Media Purna Polri, Mojokerto – Bakal calon Bupati Mojokerto Pungkasiadi didampingi calon wakilnya, mengembalikan formulir ke Partai Kebangkitan Bangsa (PKB), Kamis (27/2/2020). Dengan diantar timnya, perwakilan pengurus DPC PDIP Kabupaten Mojokerto, Sang petahana datang di Graha Gus Dur, kantor DPC PKB Kabupaten Mojokerto sekira pukul 10.00 WIB,

Setelah sekian lama menjadi teka teki, akhirnya pada kesempatan ini Pungkasiadi menunjukkan kepada publik siapa sosok yang dipilihnya menjadi pasangan untuk maju dalam Pemilihan Bupati dan Wakil Bupati Mojokerto 2020. Dia adalah Hj. Jauharoh Said Hamdan, pimpinan Kelompok Bimbingan Ibadah Haji dan Umrah (KBIHU) An Namiroh serta Penyelenggara Perjalanan Ibadah Umrah (PPIH) PT. An Namiroh Travelindo.
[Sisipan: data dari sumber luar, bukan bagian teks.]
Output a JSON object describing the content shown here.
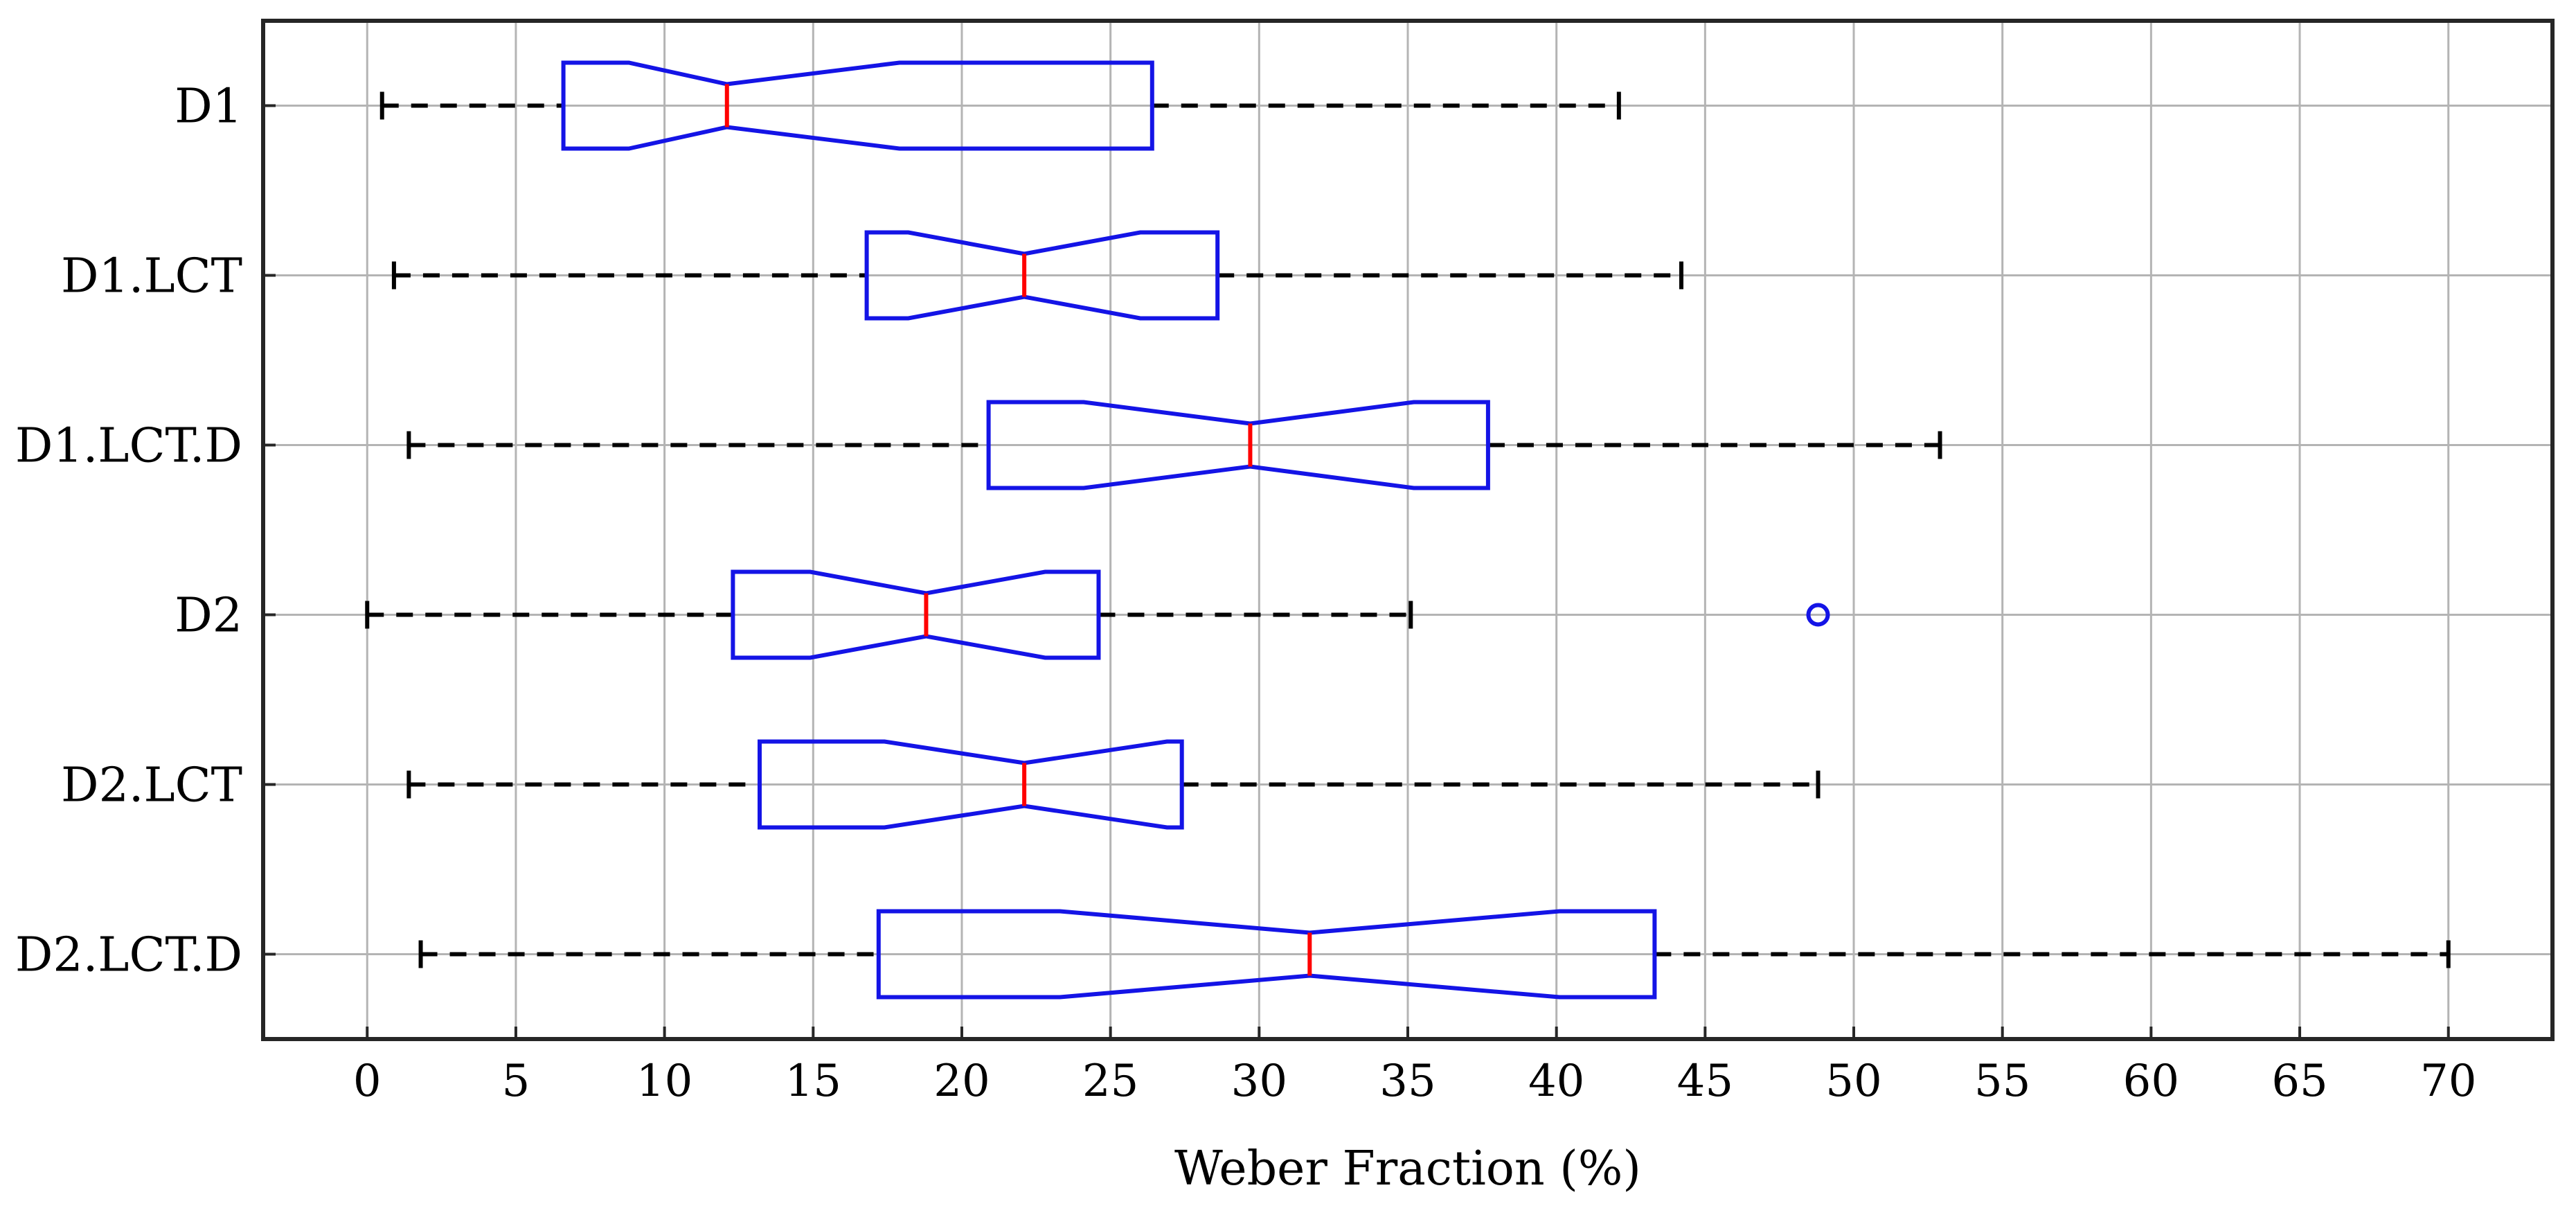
{
  "chart_data": {
    "type": "boxplot",
    "orientation": "horizontal",
    "notched": true,
    "xlabel": "Weber Fraction (%)",
    "ylabel": "",
    "xlim": [
      -3.5,
      73.5
    ],
    "x_ticks": [
      0,
      5,
      10,
      15,
      20,
      25,
      30,
      35,
      40,
      45,
      50,
      55,
      60,
      65,
      70
    ],
    "grid": true,
    "categories": [
      "D1",
      "D1.LCT",
      "D1.LCT.D",
      "D2",
      "D2.LCT",
      "D2.LCT.D"
    ],
    "boxes": [
      {
        "label": "D1",
        "whisker_low": 0.5,
        "q1": 6.6,
        "notch_low": 8.8,
        "median": 12.1,
        "notch_high": 17.9,
        "q3": 26.4,
        "whisker_high": 42.1,
        "outliers": []
      },
      {
        "label": "D1.LCT",
        "whisker_low": 0.9,
        "q1": 16.8,
        "notch_low": 18.2,
        "median": 22.1,
        "notch_high": 26.0,
        "q3": 28.6,
        "whisker_high": 44.2,
        "outliers": []
      },
      {
        "label": "D1.LCT.D",
        "whisker_low": 1.4,
        "q1": 20.9,
        "notch_low": 24.1,
        "median": 29.7,
        "notch_high": 35.2,
        "q3": 37.7,
        "whisker_high": 52.9,
        "outliers": []
      },
      {
        "label": "D2",
        "whisker_low": 0.0,
        "q1": 12.3,
        "notch_low": 14.9,
        "median": 18.8,
        "notch_high": 22.8,
        "q3": 24.6,
        "whisker_high": 35.1,
        "outliers": [
          48.8
        ]
      },
      {
        "label": "D2.LCT",
        "whisker_low": 1.4,
        "q1": 13.2,
        "notch_low": 17.4,
        "median": 22.1,
        "notch_high": 26.9,
        "q3": 27.4,
        "whisker_high": 48.8,
        "outliers": []
      },
      {
        "label": "D2.LCT.D",
        "whisker_low": 1.8,
        "q1": 17.2,
        "notch_low": 23.3,
        "median": 31.7,
        "notch_high": 40.1,
        "q3": 43.3,
        "whisker_high": 70.0,
        "outliers": []
      }
    ],
    "colors": {
      "box": "#1414e6",
      "median": "#ff0000",
      "whisker": "#000000",
      "grid": "#b4b4b4",
      "axis": "#262626",
      "outlier": "#1414e6"
    }
  }
}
Setelah sempat dijodohkan oleh Komunitas Sapoe Tjikrak dengan anggota DPRD Kabupaten Mojokerto dari Partai Gerinda, Budi Mulya. Serta diisukan dekat dengan kader PKB, Titik Masudah yang notabene adalah adik kandung Menteri Tenaga Kerja, Ida Fauziyah. Ternyata Pungkasiadi menjatuhkan pilihan hatinya pada seseorang yang bukan berasal dari kalangan Politisi.

Menurut Pungkasiadi, dirinya memilih perempuan yang biasa disapa Bu Nyai Jauharoh ini karena petunjuk Yang Maha Kuasa. “Yang jelas petunjuklah. Ini Insya Allah kita dijodohkan oleh Gusti Allah untuk menjadi Bupati dan Wakil Bupati Mojokerto,” ucap Pungkasiadi yang lantas diamini oleh para pendukungnya.

Khusnun, salah seorang Wakil Ketua DPC PKB yang menerima pengembalian formulir, mengatakan bahwa berkas pendaftaran Pungkasiadi sudah lengkap, hanya tinggal foto saja yang masih harus di-scan (pindai ke bentuk digital).

“Tadi kami sudah cek, bersama teknisi juga, sudah lengkap semua. Hanya fotonya aja, sudah ada, tapi tinggal di-scan,” terang pria yang akrab disapa Cak Nun ini pada awak media.

Menurut Cak Nun, selain pasangan Pungkasiadi – Jauharoh, yang sudah mengembalikan formulir adalah, pasangan Ikfina – Barra, Wahyu Haminarko, Anton Fathurrahman dan Muhammad Afif.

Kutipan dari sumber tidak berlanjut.